Le 20 août sur CNN, le général en retraite James A. Marks avançait du bout des lèvres qu'il était difficile de dire que la contre-offensive pourrait «ne pas réussir, mais c'est une affirmation exacte, ou du moins cela comporte une part de vérité».

«Les Ukrainiens n'ont pas retenu la leçon du début de la guerre»

Evoquant les attaques du pont de Crimée et de Moscou au moyen de drones, James A. Marks les considérait comme des «actions coup de poing ne permettant pas de gagner l'avantage», concluant qu'elles ne servaient qu'à «détourner l'attention». Et l'officier américain de recommander aux Ukrainiens «de se concentrer sur un ou deux objectifs bien précis pour obtenir un succès tactique immédiat et l'exploiter.»

Rappelant que «les Russes sont en position défensive» et que l'attaque dans ce cas de figure nécessite un avantage numérique «de un contre trois», l'analyste militaire a jugé que ce n'était «probablement pas le cas des Ukrainiens», d'autant plus face à des Russes qui jouissent d'une «profondeur défensive acquise pendant les cinq mois précédents».

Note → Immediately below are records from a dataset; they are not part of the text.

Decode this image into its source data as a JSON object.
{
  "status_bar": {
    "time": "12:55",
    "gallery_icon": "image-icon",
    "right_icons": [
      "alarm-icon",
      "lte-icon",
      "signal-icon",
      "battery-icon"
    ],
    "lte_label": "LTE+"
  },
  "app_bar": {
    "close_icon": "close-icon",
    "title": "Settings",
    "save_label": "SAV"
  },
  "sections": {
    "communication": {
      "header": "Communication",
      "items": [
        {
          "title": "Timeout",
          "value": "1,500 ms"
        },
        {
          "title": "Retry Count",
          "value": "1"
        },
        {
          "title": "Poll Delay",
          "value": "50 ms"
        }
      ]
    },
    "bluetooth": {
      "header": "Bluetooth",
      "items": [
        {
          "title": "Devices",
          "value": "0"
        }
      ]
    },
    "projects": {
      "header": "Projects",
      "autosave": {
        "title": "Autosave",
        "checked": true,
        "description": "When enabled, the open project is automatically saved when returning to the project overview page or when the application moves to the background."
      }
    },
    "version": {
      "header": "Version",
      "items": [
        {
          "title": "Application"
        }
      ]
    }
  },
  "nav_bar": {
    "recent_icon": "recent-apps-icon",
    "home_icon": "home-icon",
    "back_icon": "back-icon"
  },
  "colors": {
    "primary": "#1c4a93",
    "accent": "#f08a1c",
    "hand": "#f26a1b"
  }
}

En outre, le stratège a comparé la position actuelle des Ukrainiens avec celle des Russes «lors de l'invasion de février 2022», quand «ils avaient des axes d'attaque multiples» les rendant plus faciles à contrer. «Je déteste d'avoir à le dire, a conclu le général, mais les Ukrainiens semblent ne pas avoir retenu cette leçon».

Contre-offensive : aucun succès décisif pour Kiev en près de trois mois

«J’avais dit il y a quelques mois que cette offensive allait être longue, qu’elle allait être sanglante et qu’elle allait être lente», a déclaré au Washington Post le chef d'état-major des armées des États-Unis, le général Mark A. Milley, estimant qu’il faudrait encore fournir «un niveau d'effort considérable» si l’Ukraine souhaitait atteindre ses objectifs. «Et c'est exactement ce que c'est : long, sanglant et lent, et c'est un combat très, très difficile.»

Des objectifs que Kiev s’obstine à maintenir. «Notre objectif est la victoire, la victoire sous la forme de la libération de nos territoires à l'intérieur des frontières de 1991. Et peu importe le temps que cela prendra», déclarait à l’AFP, la veille de l’interview du général Milley, le chef de la diplomatie ukrainienne, Dmytro Kouleba.

Début juin débutait la contre-offensive ukrainienne. Deux mois plus tard, les gains territoriaux et militaires de Kiev sont presque inexistants. Le 21 août, Ganna Maliar, vice-ministre de la Défense, a déclaré à la télévision ukrainienne que les forces de Kiev avaient récupéré en une semaine de combats 3 km² dans le secteur de Bakhmout. Une annonce en tous points similaire à celle qu'elle avait faite la semaine précédente.

Kiev se repose toujours davantage sur l’arrivée de nouvelles aides et de nouveaux matériels en provenance d’Europe et des Etats Unis, tandis que selon un sondage pour CNN, l'opinion publique américaine est de plus en réfractaire à sortir le chéquier.